The cost of Alzheimer’s and related dementias is $183 billion – that’s an increase of $11 billion over the amount reported in 2010. All told, that is more than four times the increase in general inflation.
Not surprisingly, California has the highest unpaid caregiver contribution in the country at $19.8 billion. It is one of only 9 states with a contribution of over $6 billion. California’s 1.45 million caregivers provide 1.6 billion hours of unpaid care per year. This is an 18 percent higher number than reported in 2010.
Alzheimer’s is the only top 10 cause of death that has no effective treatment or means of prevention. It is the sixth leading cause of death in the U.S., and the fifth leading cause of death for people age 65 and older.
Despite these growing numbers, Alzheimer’s only receives $480 million in research funding from the Federal government – which other major diseases get much more. For example, cancer gets more than $6 billion in Federal funding; heart disease more than $4 billion and HIV more than $3 billion.

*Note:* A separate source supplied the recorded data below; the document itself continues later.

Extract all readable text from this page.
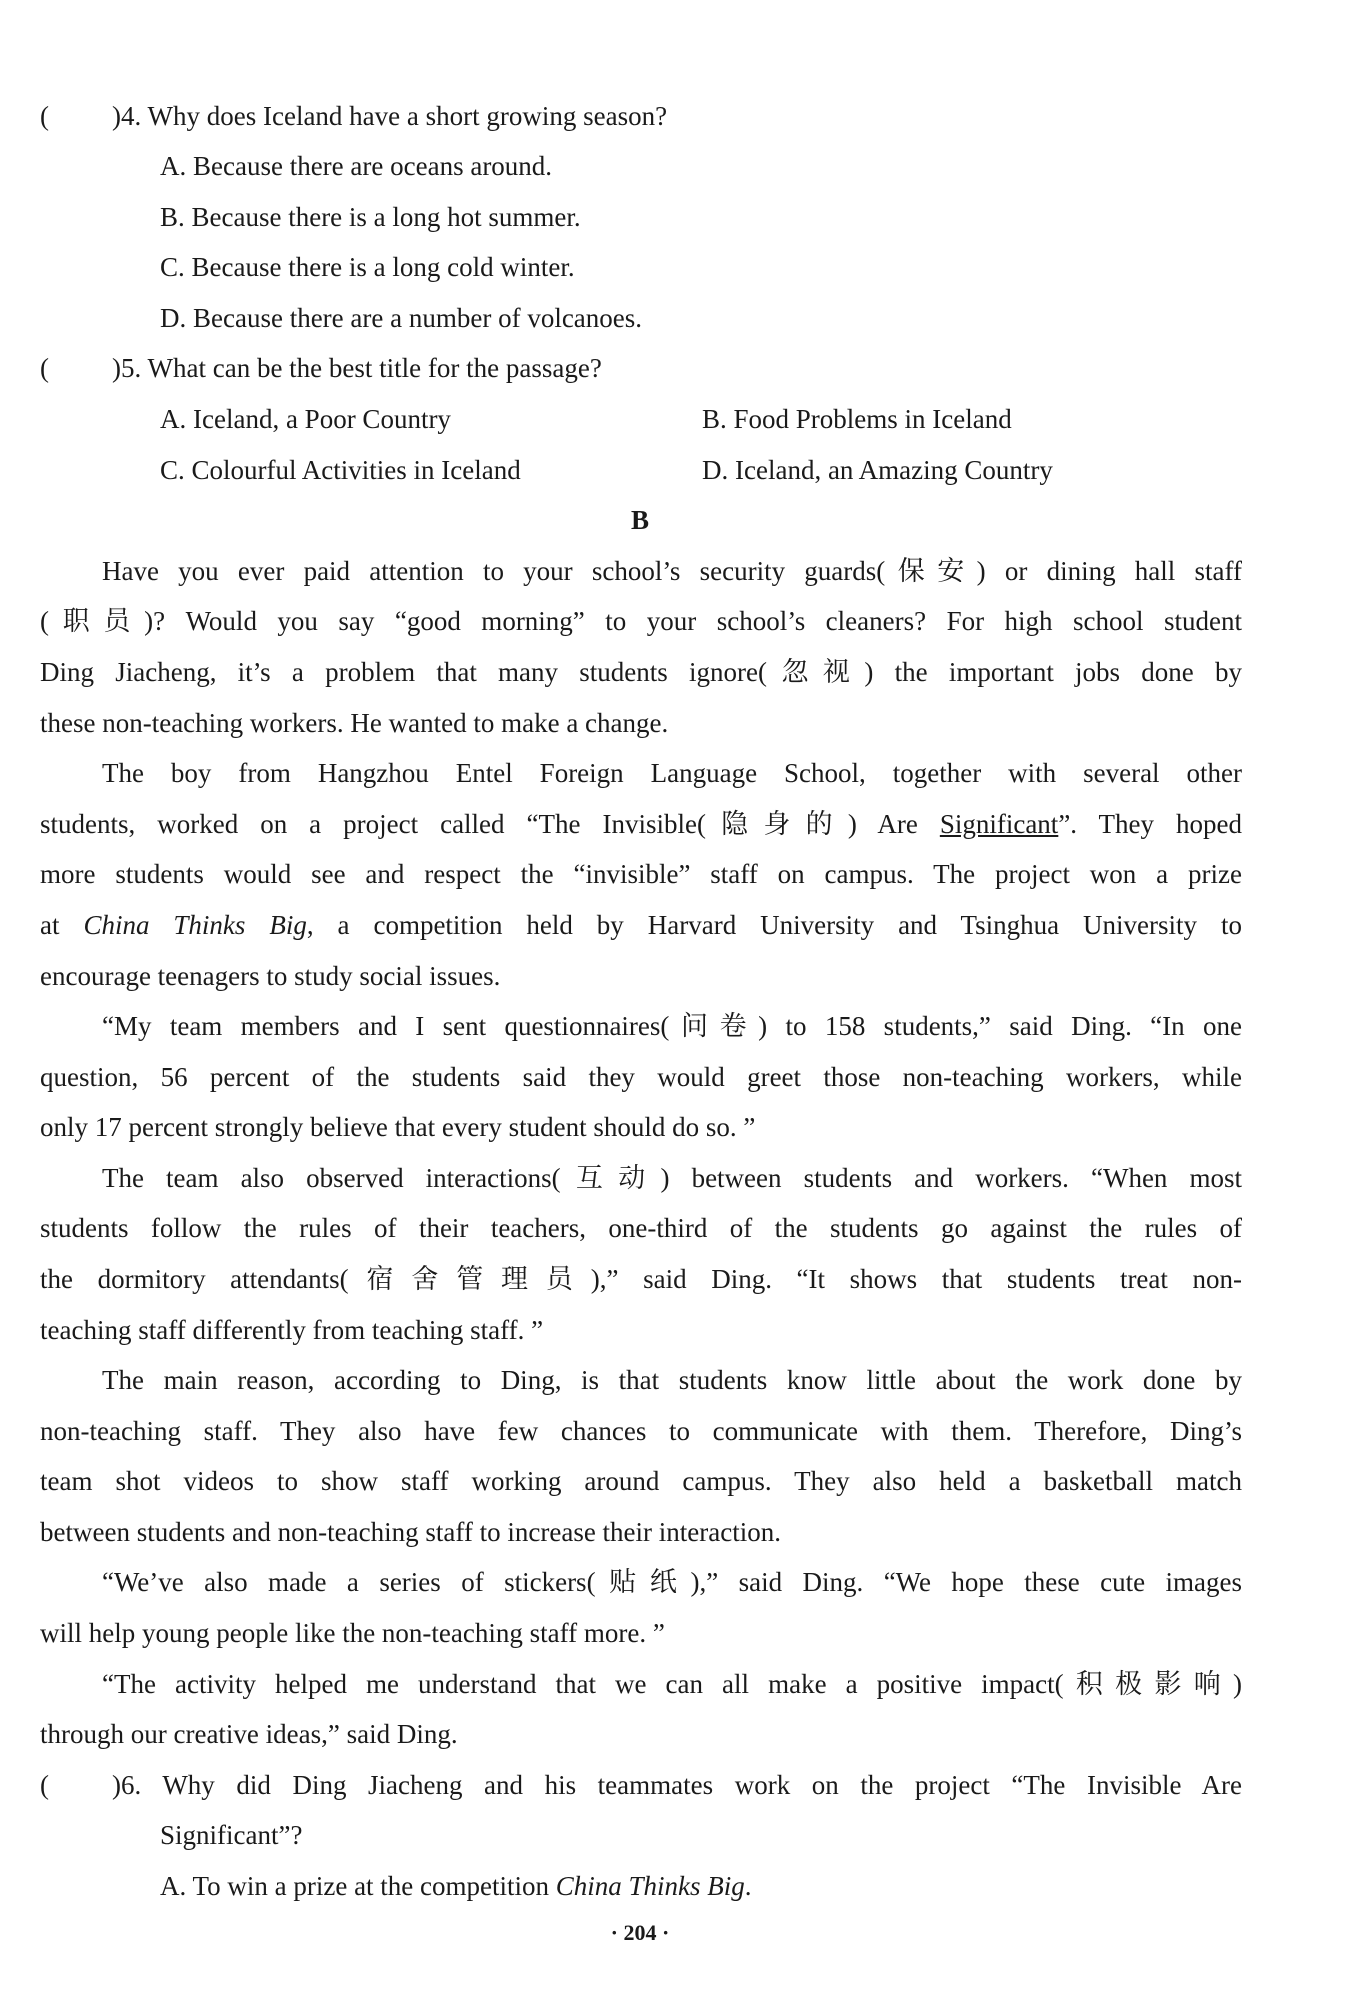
( )4. Why does Iceland have a short growing season?
A. Because there are oceans around.
B. Because there is a long hot summer.
C. Because there is a long cold winter.
D. Because there are a number of volcanoes.
( )5. What can be the best title for the passage?
A. Iceland, a Poor Country	B. Food Problems in Iceland
C. Colourful Activities in Iceland	D. Iceland, an Amazing Country
B
Have you ever paid attention to your school’s security guards(保安) or dining hall staff
(职员)? Would you say “good morning” to your school’s cleaners? For high school student
Ding Jiacheng, it’s a problem that many students ignore(忽视) the important jobs done by
these non-teaching workers. He wanted to make a change.
The boy from Hangzhou Entel Foreign Language School, together with several other
students, worked on a project called “The Invisible(隐身的) Are Significant”. They hoped
more students would see and respect the “invisible” staff on campus. The project won a prize
at China Thinks Big, a competition held by Harvard University and Tsinghua University to
encourage teenagers to study social issues.
“My team members and I sent questionnaires(问卷) to 158 students,” said Ding. “In one
question, 56 percent of the students said they would greet those non-teaching workers, while
only 17 percent strongly believe that every student should do so. ”
The team also observed interactions(互动) between students and workers. “When most
students follow the rules of their teachers, one-third of the students go against the rules of
the dormitory attendants(宿舍管理员),” said Ding. “It shows that students treat non-
teaching staff differently from teaching staff. ”
The main reason, according to Ding, is that students know little about the work done by
non-teaching staff. They also have few chances to communicate with them. Therefore, Ding’s
team shot videos to show staff working around campus. They also held a basketball match
between students and non-teaching staff to increase their interaction.
“We’ve also made a series of stickers(贴纸),” said Ding. “We hope these cute images
will help young people like the non-teaching staff more. ”
“The activity helped me understand that we can all make a positive impact(积极影响)
through our creative ideas,” said Ding.
( )6. Why did Ding Jiacheng and his teammates work on the project “The Invisible Are
Significant”?
A. To win a prize at the competition China Thinks Big.
· 204 ·
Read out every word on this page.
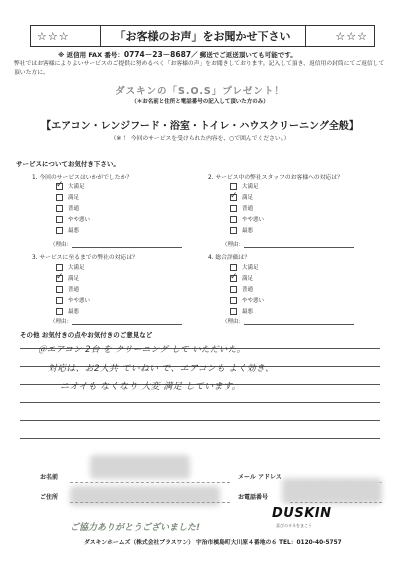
☆☆☆	「お客様のお声」をお聞かせ下さい	☆☆☆
※ 返信用 FAX 番号：0774－23－8687／ 郵送でご返送頂いても可能です。
弊社ではお客様によりよいサービスのご提供に努めるべく「お客様の声」をお聞きしております。記入して頂き、返信用の封筒にてご返信して頂いた方に、
ダスキンの「S.O.S」プレゼント！
（＊お名前と住所と電話番号の記入して頂いた方のみ）
【エアコン・レンジフード・浴室・トイレ・ハウスクリーニング全般】
（※ ！ 今回のサービスを受けられた内容を、○で囲んでください。）
サービスについてお気付き下さい。
1. 今回のサービスはいかがでしたか？
✓
大満足
満足
普通
やや悪い
最悪
（理由：
2. サービス中の弊社スタッフのお客様への対応は？
大満足
✓
満足
普通
やや悪い
最悪
（理由：
3. サービスに至るまでの弊社の対応は？
大満足
✓
満足
普通
やや悪い
最悪
（理由：
4. 総合評価は？
大満足
✓
満足
普通
やや悪い
最悪
（理由：
その他 お気付きの点やお気付きのご意見など
＠エアコン 2台 を クリーニング して いただいた。
対応は、お2人共 ていねい で、エアコンも よく効き、
ニオイも なくなり 大変 満足 しています。
お名前	メール アドレス
ご住所	お電話番号
ご協力ありがとうございました!
DUSKIN
喜びのタネをまこう
ダスキンホームズ（株式会社プラスワン） 宇治市槙島町大川原４番地の６ TEL：0120-40-5757
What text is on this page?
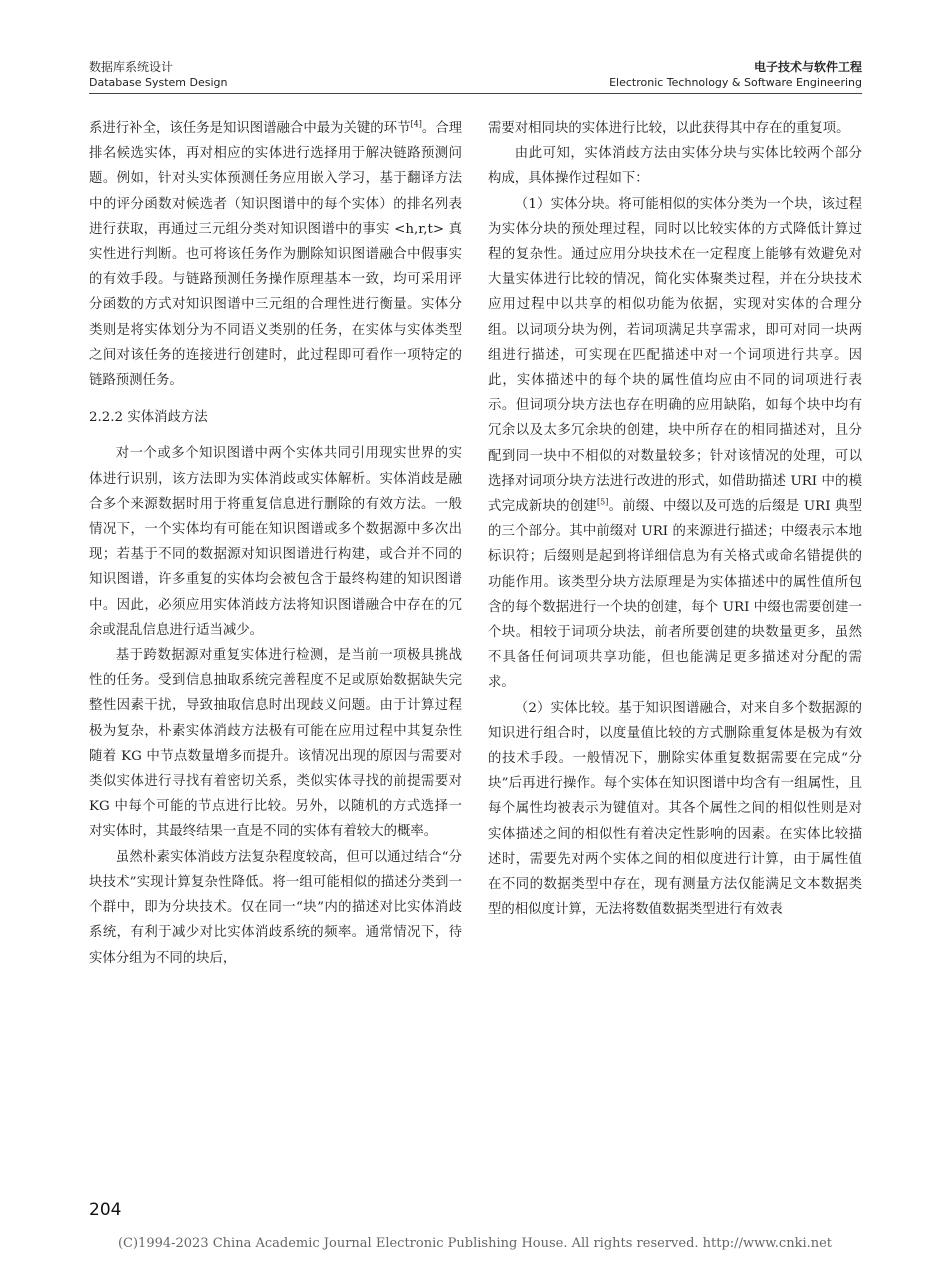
数据库系统设计
Database System Design
电子技术与软件工程
Electronic Technology & Software Engineering

系进行补全，该任务是知识图谱融合中最为关键的环节[4]。合理排名候选实体，再对相应的实体进行选择用于解决链路预测问题。例如，针对头实体预测任务应用嵌入学习，基于翻译方法中的评分函数对候选者（知识图谱中的每个实体）的排名列表进行获取，再通过三元组分类对知识图谱中的事实 <h,r,t> 真实性进行判断。也可将该任务作为删除知识图谱融合中假事实的有效手段。与链路预测任务操作原理基本一致，均可采用评分函数的方式对知识图谱中三元组的合理性进行衡量。实体分类则是将实体划分为不同语义类别的任务，在实体与实体类型之间对该任务的连接进行创建时，此过程即可看作一项特定的链路预测任务。

2.2.2 实体消歧方法

对一个或多个知识图谱中两个实体共同引用现实世界的实体进行识别，该方法即为实体消歧或实体解析。实体消歧是融合多个来源数据时用于将重复信息进行删除的有效方法。一般情况下，一个实体均有可能在知识图谱或多个数据源中多次出现；若基于不同的数据源对知识图谱进行构建，或合并不同的知识图谱，许多重复的实体均会被包含于最终构建的知识图谱中。因此，必须应用实体消歧方法将知识图谱融合中存在的冗余或混乱信息进行适当减少。

基于跨数据源对重复实体进行检测，是当前一项极具挑战性的任务。受到信息抽取系统完善程度不足或原始数据缺失完整性因素干扰，导致抽取信息时出现歧义问题。由于计算过程极为复杂，朴素实体消歧方法极有可能在应用过程中其复杂性随着 KG 中节点数量增多而提升。该情况出现的原因与需要对类似实体进行寻找有着密切关系，类似实体寻找的前提需要对 KG 中每个可能的节点进行比较。另外，以随机的方式选择一对实体时，其最终结果一直是不同的实体有着较大的概率。

虽然朴素实体消歧方法复杂程度较高，但可以通过结合“分块技术”实现计算复杂性降低。将一组可能相似的描述分类到一个群中，即为分块技术。仅在同一“块”内的描述对比实体消歧系统，有利于减少对比实体消歧系统的频率。通常情况下，待实体分组为不同的块后，

需要对相同块的实体进行比较，以此获得其中存在的重复项。

由此可知，实体消歧方法由实体分块与实体比较两个部分构成，具体操作过程如下：

（1）实体分块。将可能相似的实体分类为一个块，该过程为实体分块的预处理过程，同时以比较实体的方式降低计算过程的复杂性。通过应用分块技术在一定程度上能够有效避免对大量实体进行比较的情况，简化实体聚类过程，并在分块技术应用过程中以共享的相似功能为依据，实现对实体的合理分组。以词项分块为例，若词项满足共享需求，即可对同一块两组进行描述，可实现在匹配描述中对一个词项进行共享。因此，实体描述中的每个块的属性值均应由不同的词项进行表示。但词项分块方法也存在明确的应用缺陷，如每个块中均有冗余以及太多冗余块的创建，块中所存在的相同描述对，且分配到同一块中不相似的对数量较多；针对该情况的处理，可以选择对词项分块方法进行改进的形式，如借助描述 URI 中的模式完成新块的创建[5]。前缀、中缀以及可选的后缀是 URI 典型的三个部分。其中前缀对 URI 的来源进行描述；中缀表示本地标识符；后缀则是起到将详细信息为有关格式或命名错提供的功能作用。该类型分块方法原理是为实体描述中的属性值所包含的每个数据进行一个块的创建，每个 URI 中缀也需要创建一个块。相较于词项分块法，前者所要创建的块数量更多，虽然不具备任何词项共享功能，但也能满足更多描述对分配的需求。

（2）实体比较。基于知识图谱融合，对来自多个数据源的知识进行组合时，以度量值比较的方式删除重复体是极为有效的技术手段。一般情况下，删除实体重复数据需要在完成“分块”后再进行操作。每个实体在知识图谱中均含有一组属性，且每个属性均被表示为键值对。其各个属性之间的相似性则是对实体描述之间的相似性有着决定性影响的因素。在实体比较描述时，需要先对两个实体之间的相似度进行计算，由于属性值在不同的数据类型中存在，现有测量方法仅能满足文本数据类型的相似度计算，无法将数值数据类型进行有效表

204
(C)1994-2023 China Academic Journal Electronic Publishing House. All rights reserved. http://www.cnki.net
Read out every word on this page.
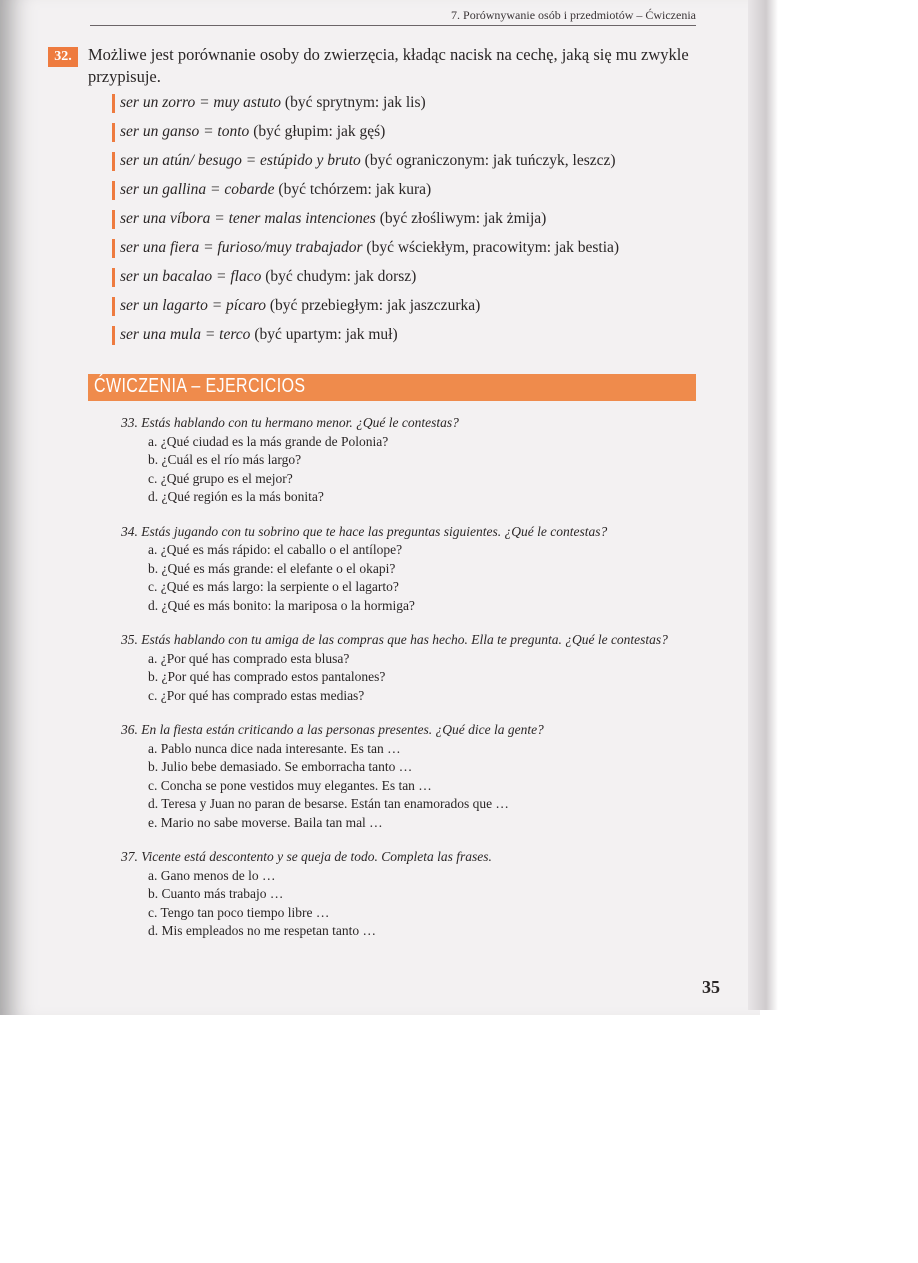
7. Porównywanie osób i przedmiotów – Ćwiczenia
32. Możliwe jest porównanie osoby do zwierzęcia, kładąc nacisk na cechę, jaką się mu zwykle przypisuje.
ser un zorro = muy astuto (być sprytnym: jak lis)
ser un ganso = tonto (być głupim: jak gęś)
ser un atún/ besugo = estúpido y bruto (być ograniczonym: jak tuńczyk, leszcz)
ser un gallina = cobarde (być tchórzem: jak kura)
ser una víbora = tener malas intenciones (być złośliwym: jak żmija)
ser una fiera = furioso/muy trabajador (być wściekłym, pracowitym: jak bestia)
ser un bacalao = flaco (być chudym: jak dorsz)
ser un lagarto = pícaro (być przebiegłym: jak jaszczurka)
ser una mula = terco (być upartym: jak muł)
ĆWICZENIA – EJERCICIOS
33. Estás hablando con tu hermano menor. ¿Qué le contestas?
a. ¿Qué ciudad es la más grande de Polonia?
b. ¿Cuál es el río más largo?
c. ¿Qué grupo es el mejor?
d. ¿Qué región es la más bonita?
34. Estás jugando con tu sobrino que te hace las preguntas siguientes. ¿Qué le contestas?
a. ¿Qué es más rápido: el caballo o el antílope?
b. ¿Qué es más grande: el elefante o el okapi?
c. ¿Qué es más largo: la serpiente o el lagarto?
d. ¿Qué es más bonito: la mariposa o la hormiga?
35. Estás hablando con tu amiga de las compras que has hecho. Ella te pregunta. ¿Qué le contestas?
a. ¿Por qué has comprado esta blusa?
b. ¿Por qué has comprado estos pantalones?
c. ¿Por qué has comprado estas medias?
36. En la fiesta están criticando a las personas presentes. ¿Qué dice la gente?
a. Pablo nunca dice nada interesante. Es tan …
b. Julio bebe demasiado. Se emborracha tanto …
c. Concha se pone vestidos muy elegantes. Es tan …
d. Teresa y Juan no paran de besarse. Están tan enamorados que …
e. Mario no sabe moverse. Baila tan mal …
37. Vicente está descontento y se queja de todo. Completa las frases.
a. Gano menos de lo …
b. Cuanto más trabajo …
c. Tengo tan poco tiempo libre …
d. Mis empleados no me respetan tanto …
35
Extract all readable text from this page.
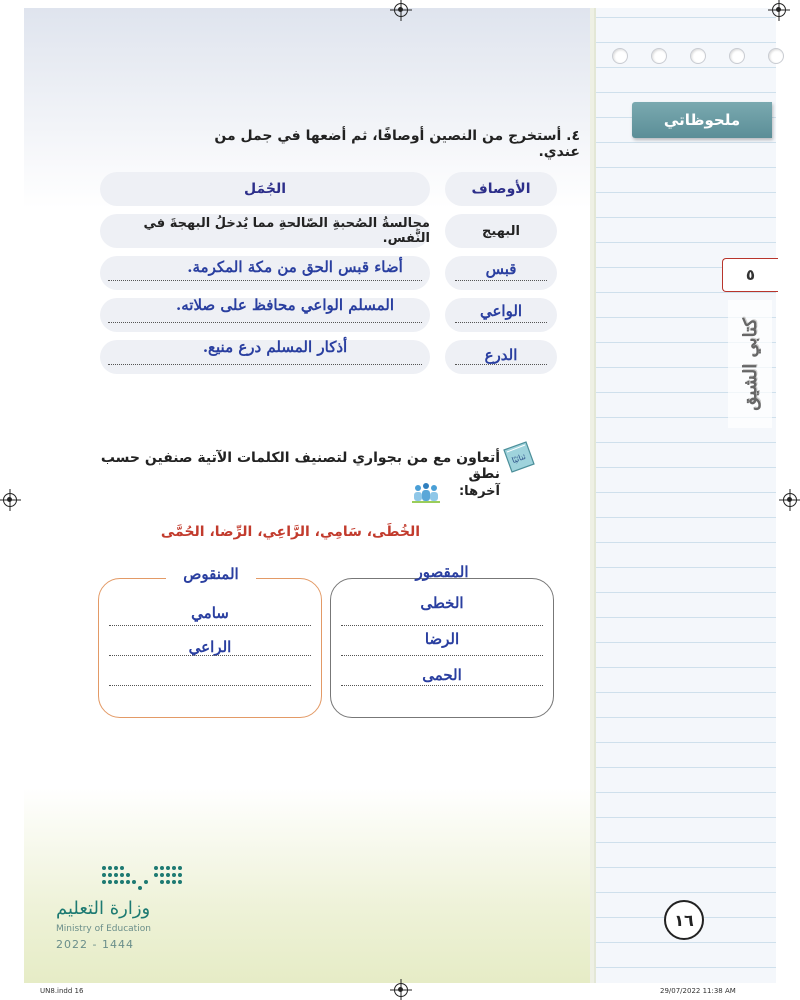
ملحوظاتي
٥
كتابي الشيق
١٦
٤. أستخرج من النصين أوصافًا، ثم أضعها في جمل من عندي.
الأوصاف
الجُمَل
البهيج
مجالسةُ الصُحبةِ الصّالحةِ مما يُدخلُ البهجةَ في النَّفس.
قبس
أضاء قبس الحق من مكة المكرمة.
الواعي
المسلم الواعي محافظ على صلاته.
الدرع
أذكار المسلم درع منيع.
ثنائيًا
أتعاون مع من بجواري لتصنيف الكلمات الآتية صنفين حسب نطق
آخرها:
الخُطَى، سَامِي، الرَّاعِي، الرِّضا، الحُمَّى
المنقوص
سامي
الراعي
المقصور
الخطى
الرضا
الحمى
وزارة التعليم
Ministry of Education
2022 - 1444
UN8.indd 16	29/07/2022 11:38 AM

Above all, the personal toll this disease takes is most devastating. Alzheimer’s disease is a heartbreaking experience for both the individual with Alzheimer’s and their caregivers. Most people survive an average of four to eight years after a diagnosis, but many can live as long as 20 years with the disease. This prolonged duration often places increasingly intensive care demands on family members and friends who provide care. Most caregivers are family members who take on a tremendous financial, physical and emotional burden to help care for a loved one with Alzheimer’s or a related dementia, 80 percent of all care provided in the home is delivered by unpaid family caregivers.